3. Treatments: Patient was able to describe key treatments in lay terms or medical language.
4. Follow-up appointments: Patient knew about all follow-up appointments.
5. Follow-up tests: Patient knew about all follow-up tests.
6. Lifestyle changes: Patient knew about lifestyle changes that were recommended.
7. Medications: Patient had an accurate list of all medications from discharge.
8. Medications: Patient was able to accurately articulate the content of this medication.
9. List Medications: The medication list upon discharge was not accurate and needed reconciliation after discharge.
Home reflection
1. Did you have to solve any postdischarge problems for the patient?
2. If yes, please describe what specific problems you had to solve (i.e. issues regarding medication, follow-up appointments, clarification of discharge instructions).
3. Self-Reflection: What, if anything, will you do differently the next time you discharge a patient? (Please write 6–8 sentences for self-reflection.)

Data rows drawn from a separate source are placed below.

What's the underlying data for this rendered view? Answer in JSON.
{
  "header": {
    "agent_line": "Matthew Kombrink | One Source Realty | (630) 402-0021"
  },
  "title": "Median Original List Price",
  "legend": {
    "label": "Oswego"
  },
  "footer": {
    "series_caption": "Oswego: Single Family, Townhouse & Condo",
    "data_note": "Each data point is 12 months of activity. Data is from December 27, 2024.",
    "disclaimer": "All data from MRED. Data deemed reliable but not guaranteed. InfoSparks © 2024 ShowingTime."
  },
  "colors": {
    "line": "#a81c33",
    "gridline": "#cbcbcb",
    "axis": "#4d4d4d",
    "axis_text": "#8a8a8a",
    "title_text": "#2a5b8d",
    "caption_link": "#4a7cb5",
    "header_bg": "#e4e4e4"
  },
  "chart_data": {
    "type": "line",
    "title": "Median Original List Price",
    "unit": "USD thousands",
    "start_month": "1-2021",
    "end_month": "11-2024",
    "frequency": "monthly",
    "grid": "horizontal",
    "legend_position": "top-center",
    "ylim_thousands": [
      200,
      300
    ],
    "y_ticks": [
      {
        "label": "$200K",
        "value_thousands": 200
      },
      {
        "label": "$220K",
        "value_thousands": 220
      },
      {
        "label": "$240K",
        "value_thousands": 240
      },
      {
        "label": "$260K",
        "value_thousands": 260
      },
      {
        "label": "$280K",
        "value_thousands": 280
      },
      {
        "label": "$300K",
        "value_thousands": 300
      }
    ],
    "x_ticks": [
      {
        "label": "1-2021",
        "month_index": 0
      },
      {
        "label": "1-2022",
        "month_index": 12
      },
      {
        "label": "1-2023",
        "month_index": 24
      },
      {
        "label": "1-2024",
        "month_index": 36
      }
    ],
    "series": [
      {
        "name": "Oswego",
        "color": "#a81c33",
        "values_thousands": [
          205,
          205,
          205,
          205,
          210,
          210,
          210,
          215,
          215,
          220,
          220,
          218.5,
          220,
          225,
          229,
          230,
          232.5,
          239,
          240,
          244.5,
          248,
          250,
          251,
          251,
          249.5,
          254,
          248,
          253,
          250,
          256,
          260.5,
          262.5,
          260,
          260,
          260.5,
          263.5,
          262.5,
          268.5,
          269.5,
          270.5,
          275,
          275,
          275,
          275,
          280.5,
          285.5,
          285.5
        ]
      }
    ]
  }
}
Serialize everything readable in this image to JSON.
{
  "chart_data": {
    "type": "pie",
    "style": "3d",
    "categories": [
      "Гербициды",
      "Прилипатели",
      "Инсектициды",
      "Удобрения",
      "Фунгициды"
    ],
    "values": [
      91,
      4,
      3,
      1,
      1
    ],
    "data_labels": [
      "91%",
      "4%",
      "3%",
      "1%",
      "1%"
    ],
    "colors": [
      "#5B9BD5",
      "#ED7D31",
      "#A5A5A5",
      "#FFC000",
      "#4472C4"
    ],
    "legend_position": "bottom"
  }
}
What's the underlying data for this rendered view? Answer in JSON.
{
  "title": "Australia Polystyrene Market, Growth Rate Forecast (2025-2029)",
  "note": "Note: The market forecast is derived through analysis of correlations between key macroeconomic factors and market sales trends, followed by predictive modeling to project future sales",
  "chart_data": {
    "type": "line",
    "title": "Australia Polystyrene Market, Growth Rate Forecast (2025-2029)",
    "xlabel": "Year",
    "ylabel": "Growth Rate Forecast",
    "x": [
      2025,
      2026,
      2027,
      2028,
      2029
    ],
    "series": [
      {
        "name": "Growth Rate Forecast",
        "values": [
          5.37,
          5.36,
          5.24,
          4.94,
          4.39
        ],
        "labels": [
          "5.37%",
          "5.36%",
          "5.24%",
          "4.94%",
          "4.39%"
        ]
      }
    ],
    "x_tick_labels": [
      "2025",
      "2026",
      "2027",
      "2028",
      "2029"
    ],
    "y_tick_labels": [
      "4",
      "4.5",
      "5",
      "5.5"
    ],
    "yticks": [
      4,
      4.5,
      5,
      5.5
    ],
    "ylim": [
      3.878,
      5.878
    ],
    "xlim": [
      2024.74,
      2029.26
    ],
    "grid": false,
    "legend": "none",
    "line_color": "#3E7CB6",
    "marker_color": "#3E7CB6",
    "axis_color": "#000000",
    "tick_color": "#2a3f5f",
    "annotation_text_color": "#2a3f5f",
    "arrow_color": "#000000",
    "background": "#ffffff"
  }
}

Modified from Discharge Knowledge and Assessment Tool (17).

Appendix B.

TRACER skilled nursing facility visit assessment and self-reflection checklist

Skilled nursing facility assessment^
1. Did anyone (RN or MD) call you to discuss the hospital stay and plan?
2. Did you need to call the hospital for clarification after patient discharge?
3. If so, with whom did you speak?
4. Was the code status clear and accurate?
5. Was the reason for hospitalization clear and accurate?
6. Was the cause for chief complaint clear and accurate?
7. Was there precipitory advice given if condition changes (i.e. if CHF and gains 2 lbs, then increase lasix dose)?
8. Were the problems and diagnoses clear and accurate?
9. Were the significant lab, study or diagnostic results clear and accurate?
10. Was the medication list clear and accurate?
11. Was the plan for tapering and/or titrating medications clear and accurate?
12. Was the plan for non-medication therapies, such as wound care, clear and accurate?
13. Were the lifestyle modifications (i.e. smoking cessation) clear and accurate?
14. Was the patient education clear and accurate?
15. Were the pending medical issues, lab results and studies clear and accurate?
16. Were the new lab or studies to be ordered clear and accurate?
17. Was the patient's level of function clear and accurate?
18. Was the patient's diet tolerance and/or instruction for special feeding clear and accurate?
Skilled nursing facility reflection
1. Did you have to solve any postdischarge problems for the patient?
2. If yes, please list the specific problems and what you did to solve them (i.e. issues regarding medication, follow-up appointments, clarification of discharge instructions).
3. Self-Reflection: What, if anything, will you do differently the next time you discharge a patient? (Please write 6–8 sentences for self-reflection.)

Modified from Society of Hospital Medicine Transition of Care Checklist (18).

Ethical Approval

Baystate IRB approval, exempt status.

Conflict of interest and funding

There is no conflict of interest for all authors.